Le celle di intersezione tra i costrutti e le colonne sono dedicate alle scoperte scientifiche.
Complessivamente, la struttura della matrice RDoC è finalizzata a facilitare l'integrazione
dei risultati di ricerca già esistenti con l'identificazione di "buchi" nelle attuali conoscenze
scientifiche, che possono essere trasformati in future aree di ricerca.
Come potrà la matrice RDoc funzionare come un sistema di classificazione a scopi di
ricerca? In prospettiva, potremmo sottolineare che l'attuale sistema impone tre limiti alle
variabili indipendenti (ad esempio, la classificazione in gruppi) negli studi psichiatrici:
primo, i sintomi sono unità di analisi che devono essere utilizzate; secondo, bisogna
considerare delle particolari costellazioni di sintomi (ad esempio, i criteri politetici del DSM
o i loro equivalenti nell'ICD); e terzo, i sintomi devono essere usati (salvo rare eccezioni)

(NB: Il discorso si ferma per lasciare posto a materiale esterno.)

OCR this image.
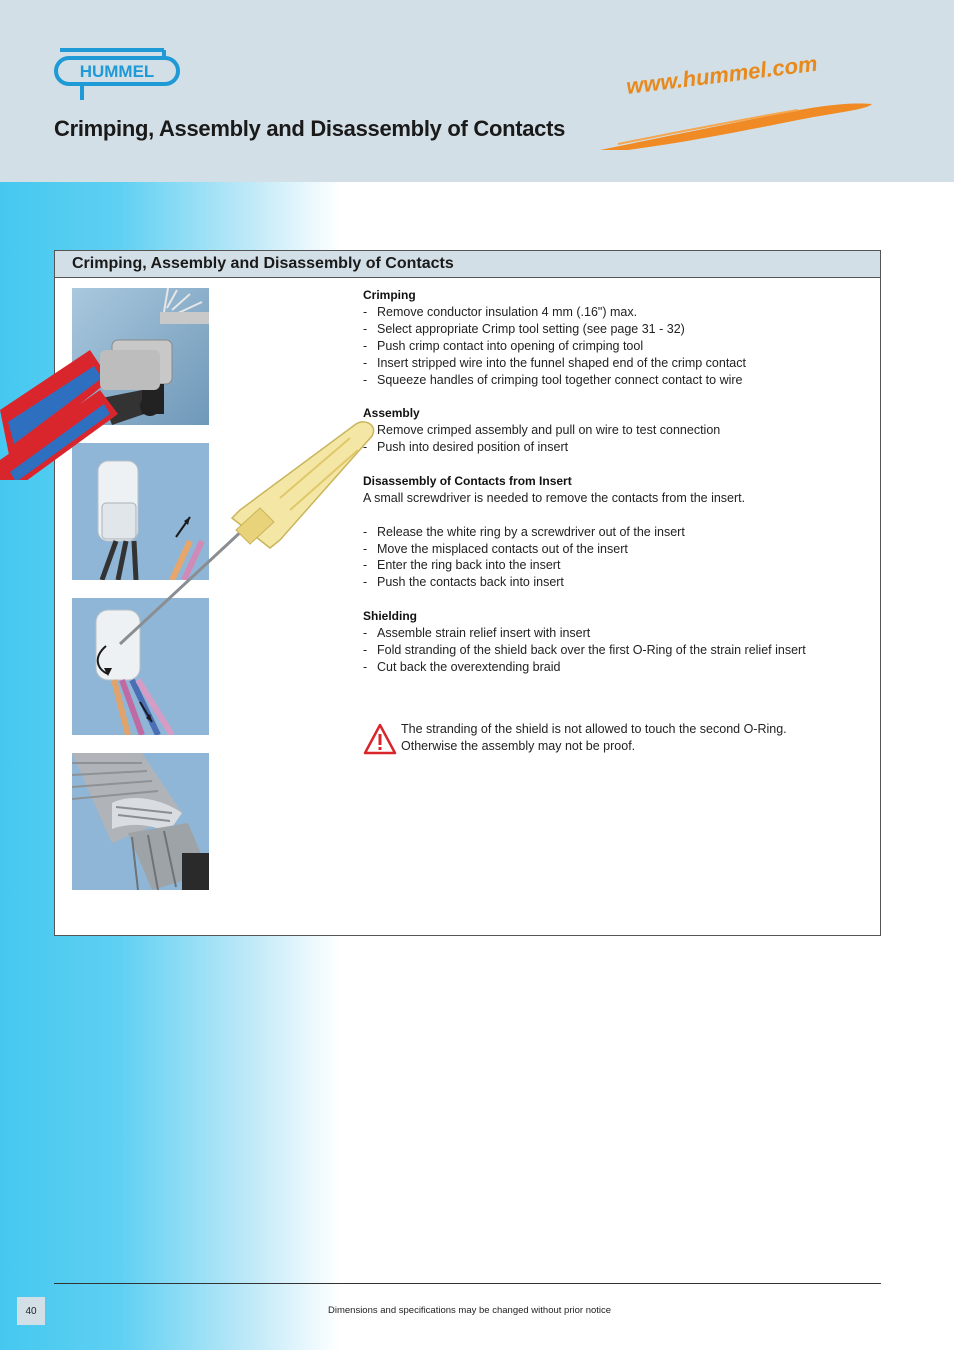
HUMMEL
Crimping, Assembly and Disassembly of Contacts
www.hummel.com
Crimping, Assembly and Disassembly of Contacts
Crimping
- Remove conductor insulation 4 mm (.16") max.
- Select appropriate Crimp tool setting (see page 31 - 32)
- Push crimp contact into opening of crimping tool
- Insert stripped wire into the funnel shaped end of the crimp contact
- Squeeze handles of crimping tool together connect contact to wire
Assembly
Remove crimped assembly and pull on wire to test connection
- Push into desired position of insert
Disassembly of Contacts from Insert
A small screwdriver is needed to remove the contacts from the insert.
- Release the white ring by a screwdriver out of the insert
- Move the misplaced contacts out of the insert
- Enter the ring back into the insert
- Push the contacts back into insert
Shielding
- Assemble strain relief insert with insert
- Fold stranding of the shield back over the first O-Ring of the strain relief insert
- Cut back the overextending braid
The stranding of the shield is not allowed to touch the second O-Ring.
Otherwise the assembly may not be proof.
40	Dimensions and specifications may be changed without prior notice
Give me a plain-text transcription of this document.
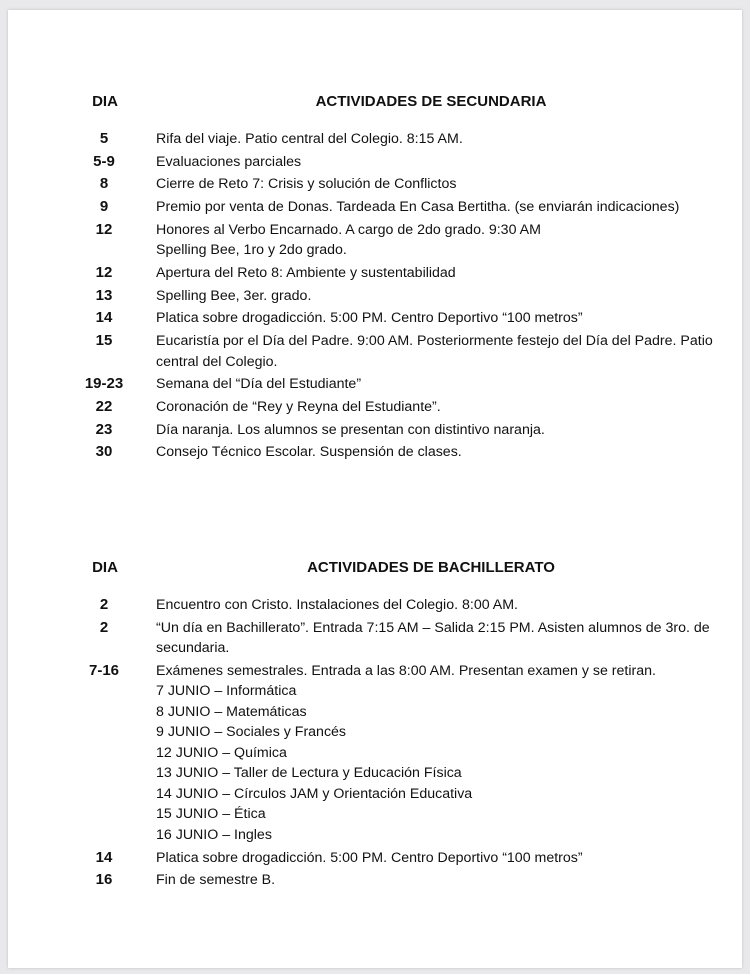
DIA	ACTIVIDADES DE SECUNDARIA
5	Rifa del viaje. Patio central del Colegio. 8:15 AM.
5-9	Evaluaciones parciales
8	Cierre de Reto 7: Crisis y solución de Conflictos
9	Premio por venta de Donas. Tardeada En Casa Bertitha. (se enviarán indicaciones)
12	Honores al Verbo Encarnado. A cargo de 2do grado. 9:30 AM
Spelling Bee, 1ro y 2do grado.
12	Apertura del Reto 8: Ambiente y sustentabilidad
13	Spelling Bee, 3er. grado.
14	Platica sobre drogadicción. 5:00 PM. Centro Deportivo “100 metros”
15	Eucaristía por el Día del Padre. 9:00 AM. Posteriormente festejo del Día del Padre. Patio central del Colegio.
19-23	Semana del “Día del Estudiante”
22	Coronación de “Rey y Reyna del Estudiante”.
23	Día naranja. Los alumnos se presentan con distintivo naranja.
30	Consejo Técnico Escolar. Suspensión de clases.
DIA	ACTIVIDADES DE BACHILLERATO
2	Encuentro con Cristo. Instalaciones del Colegio. 8:00 AM.
2	“Un día en Bachillerato”. Entrada 7:15 AM – Salida 2:15 PM. Asisten alumnos de 3ro. de secundaria.
7-16	Exámenes semestrales. Entrada a las 8:00 AM. Presentan examen y se retiran.
7 JUNIO – Informática
8 JUNIO – Matemáticas
9 JUNIO – Sociales y Francés
12 JUNIO – Química
13 JUNIO – Taller de Lectura y Educación Física
14 JUNIO – Círculos JAM y Orientación Educativa
15 JUNIO – Ética
16 JUNIO – Ingles
14	Platica sobre drogadicción. 5:00 PM. Centro Deportivo “100 metros”
16	Fin de semestre B.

per arrivare a una semplicistica diagnosi di presenza o assenza del disturbo, senza criteri
per quantificarla. Rispetto alla matrice, una qualunque unità di analisi potrebbe essere la
variabile indipendente di una ricerca. In uno studio sulla memoria di lavoro, la performance
in un compito potrebbe essere la variabile indipendente (possibilmente stratificata in base
a particolari polimorfismi genetici), e le variabili dipendenti potrebbero essere sia
l'attivazione di aree rilevanti per la working memory (misurate con l'fMRI) che la capacità
funzionale alla vita quotidiana. In un altro esempio, pazienti con disturbi internalizzanti
(ansia o disturbi dell'umore) potrebbero essere classificati in base ad una dimensione
complessiva di sintomi di distress (indipendentemente dalla diagnosi sul DSM), e
l'attivazione dei circuiti della paura in alcuni compiti rilevanti (ad esempio, compiti di
immaginazione o di visione di video-clip) potrebbero essere valutati per testare l'ipotesi
che la crescente severità e/o cronicità dello stress sia associata ad un'iporeattività dei
circuiti della paura. In entrambi i casi, la variabile indipendente non può essere assegnata
fino a che non sono condotti gli esperimenti; poiché la variabile indipendente è
dimensionale, comunque, questo non crea necessariamente problemi di potenza statistica
o di matching dei soggetti nei gruppi coinvolti. Così come implicato negli esempi appena
esposti, la scelta dell'unità di analisi da utilizzare come variabile dipendente e
indipendente dipende dalla domanda di ricerca.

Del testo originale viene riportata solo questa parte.